E’ citata espressamente (art. 8 ter) la responsabilità
delle persone giuridiche in ordine ai reati ambientali
contemplati dalla direttiva 2005/35/CE e commessi
a loro vantaggio da persone fisiche che agiscano a
titolo individuale o in quanto membri di un organo
della persona giuridica e che detengano una posizione
preminente in seno alla persona giuridica basata
sul potere di rappresentanza o di prendere decisioni
o di esercitare il controllo nei suoi confronti. Il fondamento
della responsabilità dell’ente è individuato
allorquando la commissione del reato è causata dalla
carenza di sorveglianza o di controllo delle persone
fisiche che lo immedesimano ed esternano per suo
conto. L’altra condizione prevista è quella per cui il
reato sia commesso a vantaggio della persona giuridica
da parte di una persona fisica soggetta alla sua
autorità. La direttiva specifica che la responsabilità
giuridica della persona giuridica non esclude azioni
penali nei confronti delle persone fisiche che abbiano
commesso il reato ambientale o abbiano concorso a
commetterlo o abbiano istigato alla sua commissione.
Le sanzioni da irrogarsi nei confronti degli enti
sono rimesse alla discrezionalità degli stati membri
purchè siano efficaci, proporzionate e dissuasive.
- La direttiva 2008/99/CE sulla tutela penale
dell’ambiente.
La direttiva 2008/99/CE, il cui termine di adozione
scade il 26.12.2010, è originata dalla preoccupazione
dell’Unione europea per l’aumento dei reati
ambientali e per le loro conseguenze che sempre
più frequentemente si estendono oltre le frontiere
degli Stati in cui vengono commessi; ne consegue la
valutazione allarmata delle conseguenze dei reati,
costituenti una grave minaccia all’ambiente, e che
richiedono una risposta adeguata. L’obbligo stabilito
per gli Stati membri di prevedere nella loro legislazione
nazionale sanzioni penali in relazione a gravi
violazioni delle disposizioni del diritto comunitario
in materia di tutela dell’ambiente è riferito alle sanzioni,
previste dall’articolo 3, in materia di tutela
della fauna e della flora protette, della normativa sui
rifiuti, sulla qualità dell’acqua e dell’aria, della normativa
nucleare. La definizione di persona giuridica
è la medesima prevista dalla direttiva 2009/123/
CE sopra esaminata ed il sistema sanzionatorio proposto
prevede la punizione della commissione, del
favoreggiamento e dell’istigazione dei predetti reati
con sanzioni penali efficaci, proporzionate e dissuasive.

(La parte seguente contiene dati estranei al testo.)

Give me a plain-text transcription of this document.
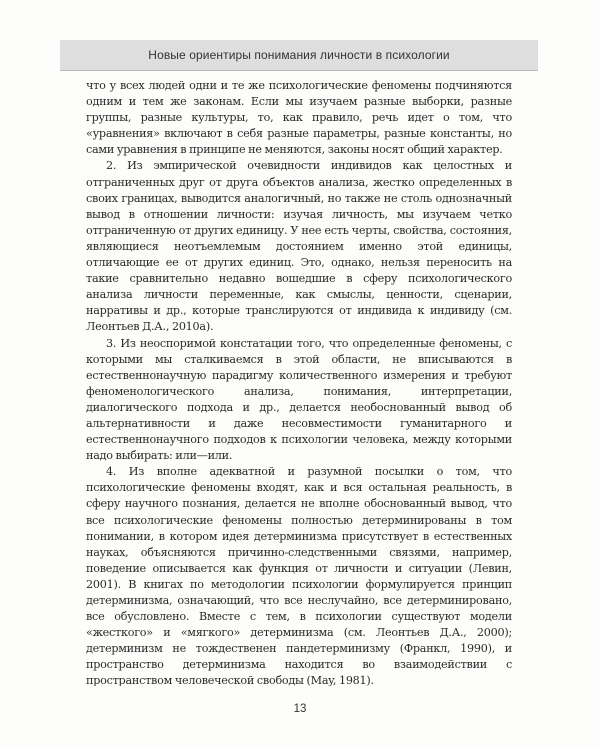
Новые ориентиры понимания личности в психологии

что у всех людей одни и те же психологические феномены подчиняются одним и тем же законам. Если мы изучаем разные выборки, разные группы, разные культуры, то, как правило, речь идет о том, что «уравнения» включают в себя разные параметры, разные константы, но сами уравнения в принципе не меняются, законы носят общий характер.

2. Из эмпирической очевидности индивидов как целостных и отграниченных друг от друга объектов анализа, жестко определенных в своих границах, выводится аналогичный, но также не столь однозначный вывод в отношении личности: изучая личность, мы изучаем четко отграниченную от других единицу. У нее есть черты, свойства, состояния, являющиеся неотъемлемым достоянием именно этой единицы, отличающие ее от других единиц. Это, однако, нельзя переносить на такие сравнительно недавно вошедшие в сферу психологического анализа личности переменные, как смыслы, ценности, сценарии, нарративы и др., которые транслируются от индивида к индивиду (см. Леонтьев Д.А., 2010а).

3. Из неоспоримой констатации того, что определенные феномены, с которыми мы сталкиваемся в этой области, не вписываются в естественнонаучную парадигму количественного измерения и требуют феноменологического анализа, понимания, интерпретации, диалогического подхода и др., делается необоснованный вывод об альтернативности и даже несовместимости гуманитарного и естественнонаучного подходов к психологии человека, между которыми надо выбирать: или—или.

4. Из вполне адекватной и разумной посылки о том, что психологические феномены входят, как и вся остальная реальность, в сферу научного познания, делается не вполне обоснованный вывод, что все психологические феномены полностью детерминированы в том понимании, в котором идея детерминизма присутствует в естественных науках, объясняются причинно-следственными связями, например, поведение описывается как функция от личности и ситуации (Левин, 2001). В книгах по методологии психологии формулируется принцип детерминизма, означающий, что все неслучайно, все детерминировано, все обусловлено. Вместе с тем, в психологии существуют модели «жесткого» и «мягкого» детерминизма (см. Леонтьев Д.А., 2000); детерминизм не тождественен пандетерминизму (Франкл, 1990), и пространство детерминизма находится во взаимодействии с пространством человеческой свободы (May, 1981).

13
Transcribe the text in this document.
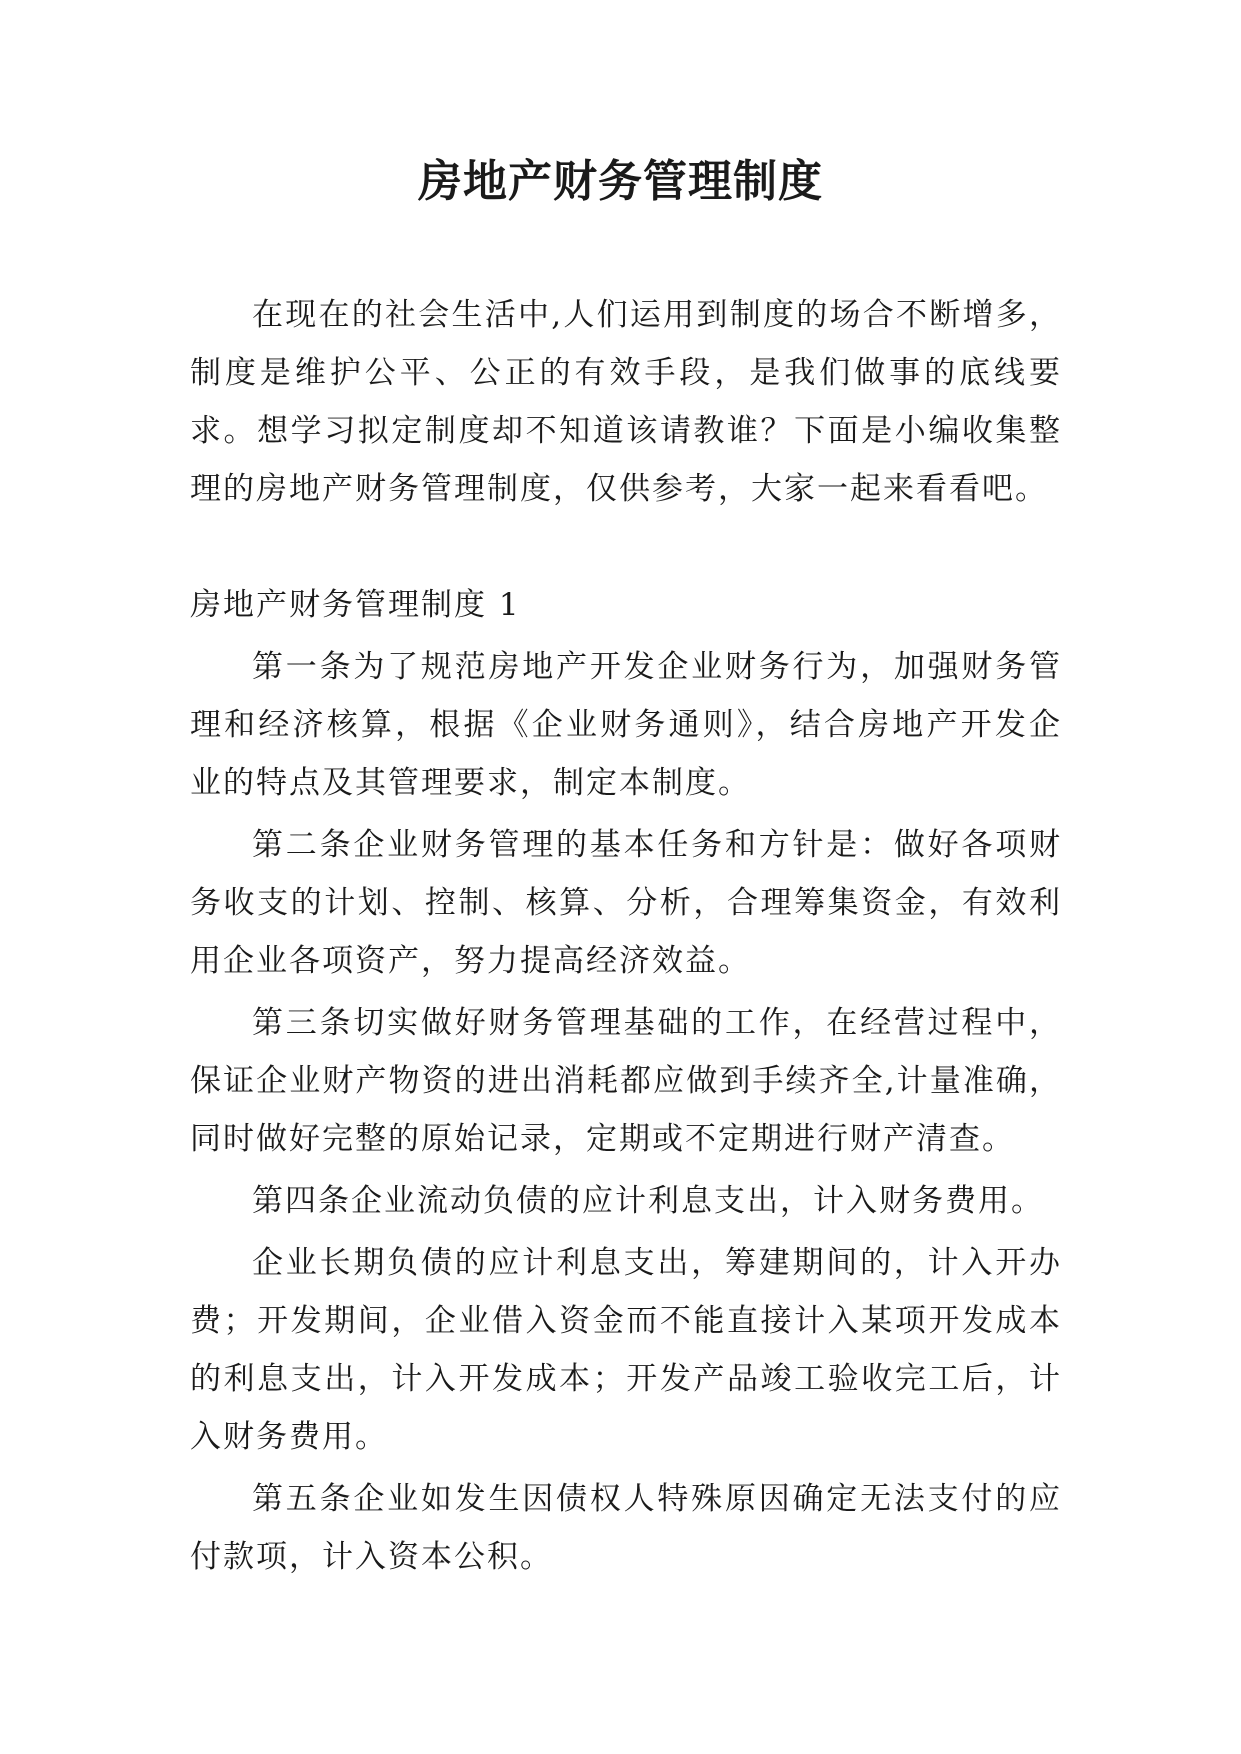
房地产财务管理制度

在现在的社会生活中,人们运用到制度的场合不断增多，制度是维护公平、公正的有效手段，是我们做事的底线要求。想学习拟定制度却不知道该请教谁？下面是小编收集整理的房地产财务管理制度，仅供参考，大家一起来看看吧。

房地产财务管理制度 1

第一条为了规范房地产开发企业财务行为，加强财务管理和经济核算，根据《企业财务通则》，结合房地产开发企业的特点及其管理要求，制定本制度。

第二条企业财务管理的基本任务和方针是：做好各项财务收支的计划、控制、核算、分析，合理筹集资金，有效利用企业各项资产，努力提高经济效益。

第三条切实做好财务管理基础的工作，在经营过程中，保证企业财产物资的进出消耗都应做到手续齐全,计量准确，同时做好完整的原始记录，定期或不定期进行财产清查。

第四条企业流动负债的应计利息支出，计入财务费用。

企业长期负债的应计利息支出，筹建期间的，计入开办费；开发期间，企业借入资金而不能直接计入某项开发成本的利息支出，计入开发成本；开发产品竣工验收完工后，计入财务费用。

第五条企业如发生因债权人特殊原因确定无法支付的应付款项，计入资本公积。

La responsabilità delle persone giuridiche è radicata
dalla commissione dei reati a loro vantaggio
e da parte di qualsiasi soggetto che detenga una
posizione preminente in seno alla persona giuridica,
individualmente o in quanto parte dei un organo
della persona giuridica in virtù:
- del potere di rappresentanza della persona giuridica;
- del potere di prendere decisioni per conto della persona giuridica;
- del potere di esercitare un controllo in seno alla persona giuridica.
- La responsabilità degli enti in materia ambientale.
Il Consiglio dei ministri il 7.4.2011 ha adottato
uno schema di decreto legislativo, al fine di
riconoscere nel nostro ordinamento le direttive 2009/123/CE e 2008/22/CE, che riconosce due
nuovi reati ambientali rispettivamente:
- l’art. 727 - bis c.p. che sanziona:
- con l’arresto da uno a sei mesi o con l’ammenda fino a 4.000 euro l’uccisione di un esemplare appartenente ad una specie selvatica protetta;
- con l’arresto fino a sei mesi o con l’ammenda fino a 3.000 euro chi cattura o possiede un esemplare appartenente ad una specie animale protetta;
- con l’ammenda fino a 4.000 euro chi distrugge un esemplare appartenente ad una specie vegetale selvatica protetta;
- con l’ammenda fino a 2.000 euro chi, fuori dei casi consentiti, preleva o possiede un esemplare appartenente ad una specie vegetale selvatica;
Tale ultimo articolo appare particolarmente significativo
per la tutela dell’ambiente in quanto fino
ad oggi era applicabile a detta fattispecie l’art.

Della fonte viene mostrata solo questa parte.